78 participants ont été formés pour exprimer leurs pensées à haute voix pendant 10 minutes alors qu’ils étaient assis seuls dans une pièce sans accès à des appareils électroniques. Les chercheurs ont utilisé un équipement audio pour enregistrer ces pensées, puis ont transcrit les enregistrements et en ont analysé le contenu. Au total, plus de 2 000 pensées ont été analysées.
Nous voulions imiter les petites pauses que nous avons tout au long de la journée, comme faire la queue dans un café, prendre une douche, rester au lit la nuit, etc. Ce sont toutes des périodes pendant lesquelles les demandes externes sont minimales et les pensées internes ont tendance à s’infiltrer. »
Quentin Raffaelli, premier auteur, étudiant diplômé, UArizona Department of Psychology
Selon les auteurs, la plupart des recherches en psychologie portant sur la pensée humaine disent aux gens à quoi penser, demandent aux participants de se rappeler à quoi ils pensaient quelques minutes auparavant, ou utilisent des questionnaires d’auto-évaluation pour capturer des instantanés d’arrêt sur image des pensées à différents moments dans le temps, selon les auteurs. .
« Bien que perspicace en soi, cette approche instantanée ne nous en dit pas beaucoup sur la façon dont les pensées se déroulent et évoluent au fil du temps – des caractéristiques de la pensée que nous pensons importantes pour notre santé mentale. Pour capturer ces propriétés dynamiques de la pensée, nous avons besoin d’un méthode qui enregistre les pensées en temps réel et pendant de longues périodes », a déclaré la co-auteur Jessica Andrews-Hanna, professeure adjointe de psychologie qui a supervisé la recherche dans son laboratoire.
Les autres co-auteurs incluent Caitlin Mills, professeure adjointe à l’Université du New Hampshire, ainsi que les professeurs agrégés de psychologie de l’UArizona Mary-Frances O’Connor, Matthias Mehl et Matthew Grilli, l’étudiant diplômé Eric Andrews, les étudiants de premier cycle Kate Chambers, Nadia- Anais de Stefano et Surya Fitzgerald, coordonnatrice du laboratoire Ramsey Wilcox, ainsi que Kalina Christoff, professeure à l’Université de la Colombie-Britannique.
Une fenêtre sur l’esprit
Les chercheurs ont cherché à mesurer les modes de pensée. Ils étaient particulièrement intéressés par la capture de pensées ruminatives, pensant continuellement aux mêmes pensées négatives, ce qui est un symptôme courant de la dépression.

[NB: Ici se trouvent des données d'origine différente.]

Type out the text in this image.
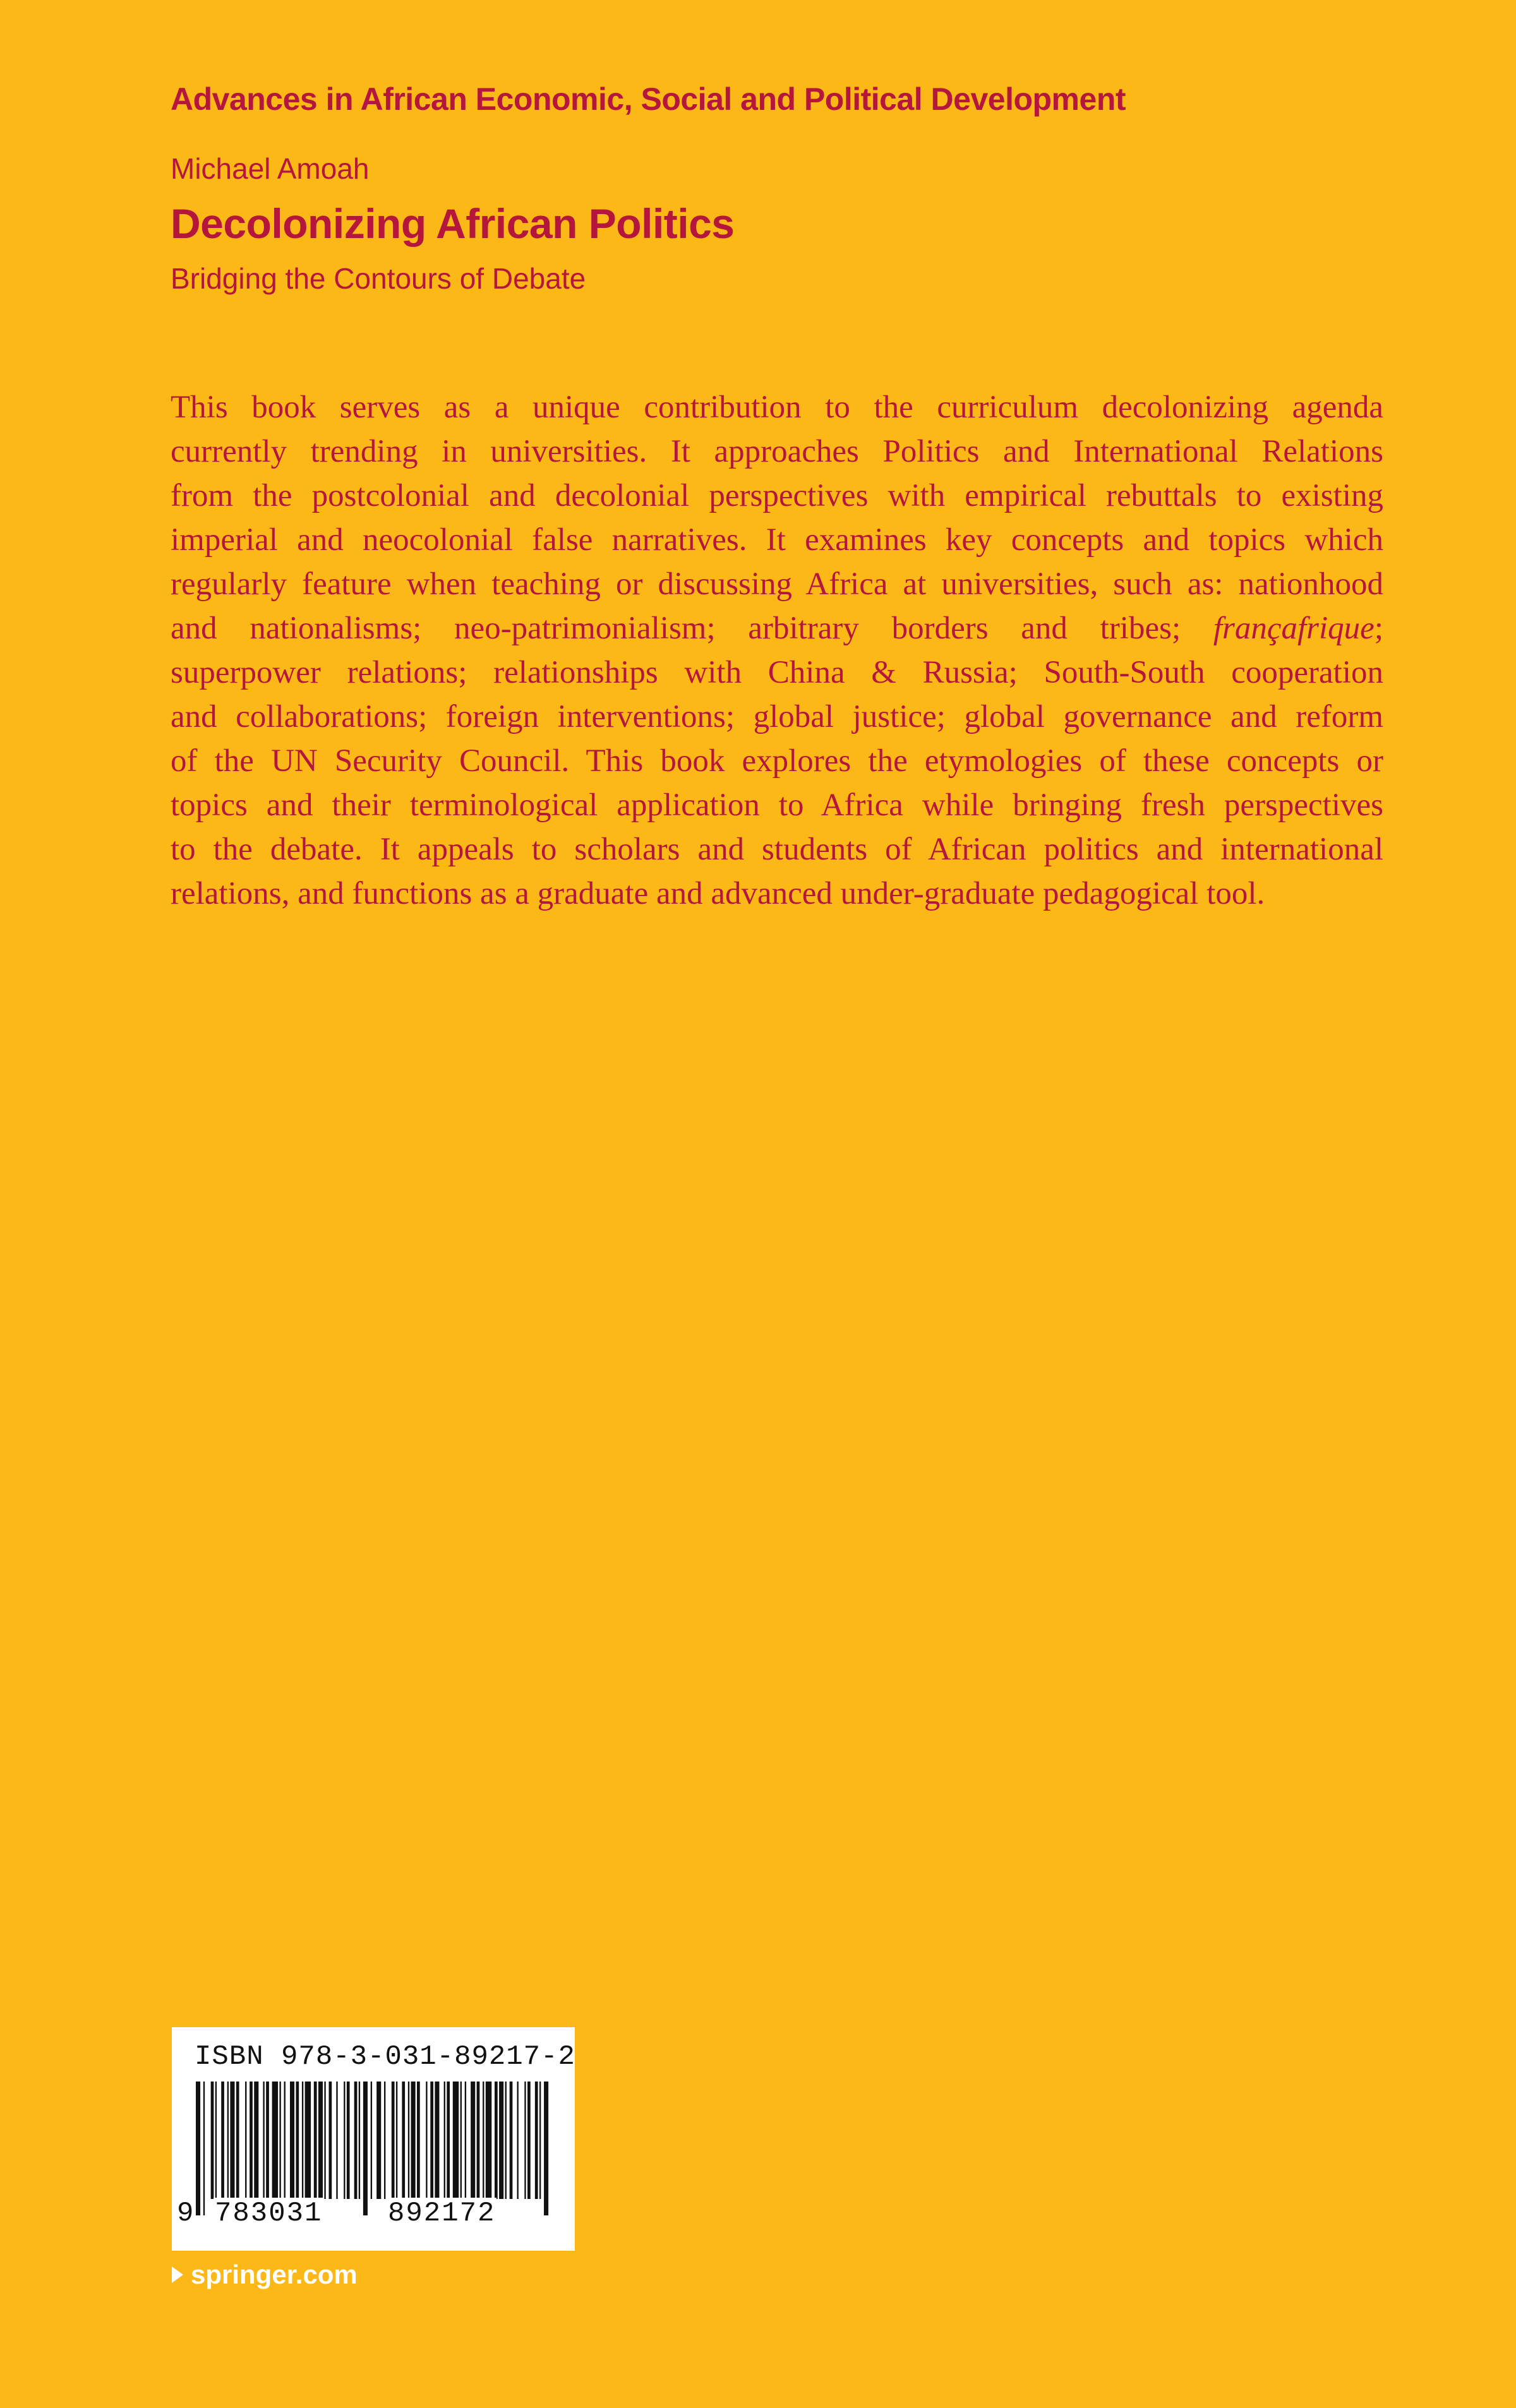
Advances in African Economic, Social and Political Development
Michael Amoah
Decolonizing African Politics
Bridging the Contours of Debate
This book serves as a unique contribution to the curriculum decolonizing agenda
currently trending in universities. It approaches Politics and International Relations
from the postcolonial and decolonial perspectives with empirical rebuttals to existing
imperial and neocolonial false narratives. It examines key concepts and topics which
regularly feature when teaching or discussing Africa at universities, such as: nationhood
and nationalisms; neo-patrimonialism; arbitrary borders and tribes; françafrique;
superpower relations; relationships with China & Russia; South-South cooperation
and collaborations; foreign interventions; global justice; global governance and reform
of the UN Security Council. This book explores the etymologies of these concepts or
topics and their terminological application to Africa while bringing fresh perspectives
to the debate. It appeals to scholars and students of African politics and international
relations, and functions as a graduate and advanced under-graduate pedagogical tool.
ISBN 978-3-031-89217-2
9 783031 892172
springer.com
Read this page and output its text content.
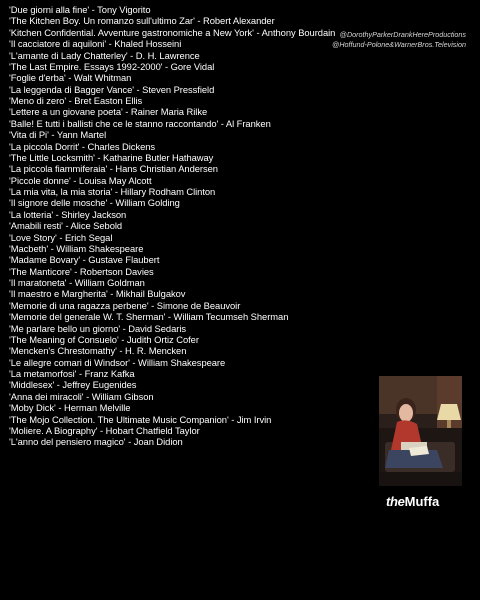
'Due giorni alla fine' - Tony Vigorito
'The Kitchen Boy. Un romanzo sull'ultimo Zar' - Robert Alexander
'Kitchen Confidential. Avventure gastronomiche a New York' - Anthony Bourdain
'Il cacciatore di aquiloni' - Khaled Hosseini
'L'amante di Lady Chatterley' - D. H. Lawrence
'The Last Empire. Essays 1992-2000' - Gore Vidal
'Foglie d'erba' - Walt Whitman
'La leggenda di Bagger Vance' - Steven Pressfield
'Meno di zero' - Bret Easton Ellis
'Lettere a un giovane poeta' - Rainer Maria Rilke
'Balle! E tutti i ballisti che ce le stanno raccontando' - Al Franken
'Vita di Pi' - Yann Martel
'La piccola Dorrit' - Charles Dickens
'The Little Locksmith' - Katharine Butler Hathaway
'La piccola fiammiferaia' - Hans Christian Andersen
'Piccole donne' - Louisa May Alcott
'La mia vita, la mia storia' - Hillary Rodham Clinton
'Il signore delle mosche' - William Golding
'La lotteria' - Shirley Jackson
'Amabili resti' - Alice Sebold
'Love Story' - Erich Segal
'Macbeth' - William Shakespeare
'Madame Bovary' - Gustave Flaubert
'The Manticore' - Robertson Davies
'Il maratoneta' - William Goldman
'Il maestro e Margherita' - Mikhail Bulgakov
'Memorie di una ragazza perbene' - Simone de Beauvoir
'Memorie del generale W. T. Sherman' - William Tecumseh Sherman
'Me parlare bello un giorno' - David Sedaris
'The Meaning of Consuelo' - Judith Ortiz Cofer
'Mencken's Chrestomathy' - H. R. Mencken
'Le allegre comari di Windsor' - William Shakespeare
'La metamorfosi' - Franz Kafka
'Middlesex' - Jeffrey Eugenides
'Anna dei miracoli' - William Gibson
'Moby Dick' - Herman Melville
'The Mojo Collection. The Ultimate Music Companion' - Jim Irvin
'Moliere. A Biography' - Hobart Chatfield Taylor
'L'anno del pensiero magico' - Joan Didion
@DorothyParkerDrankHereProductions
@Hoffund-Polone&WarnerBros.Television
theMuffa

« Alors que la plupart des participants ont passé les 10 minutes à penser au présent ou à l’avenir d’une manière émotionnellement neutre, les participants qui ont obtenu un score élevé à un questionnaire de rumination ont eu des pensées plus centrées sur le passé et négatives », a déclaré Raffaelli. « Les individus ruminants étaient également plus susceptibles de penser à eux-mêmes. »
Les auteurs ont suivi certaines pensées au fil du temps, mesurant combien de temps elles duraient et à quel point elles étaient étroites ou larges. Les individus ruminants avaient des pensées négatives qui duraient plus longtemps que les pensées positives, et ces pensées négatives se sont progressivement rétrécies dans leur sujet au fil du temps.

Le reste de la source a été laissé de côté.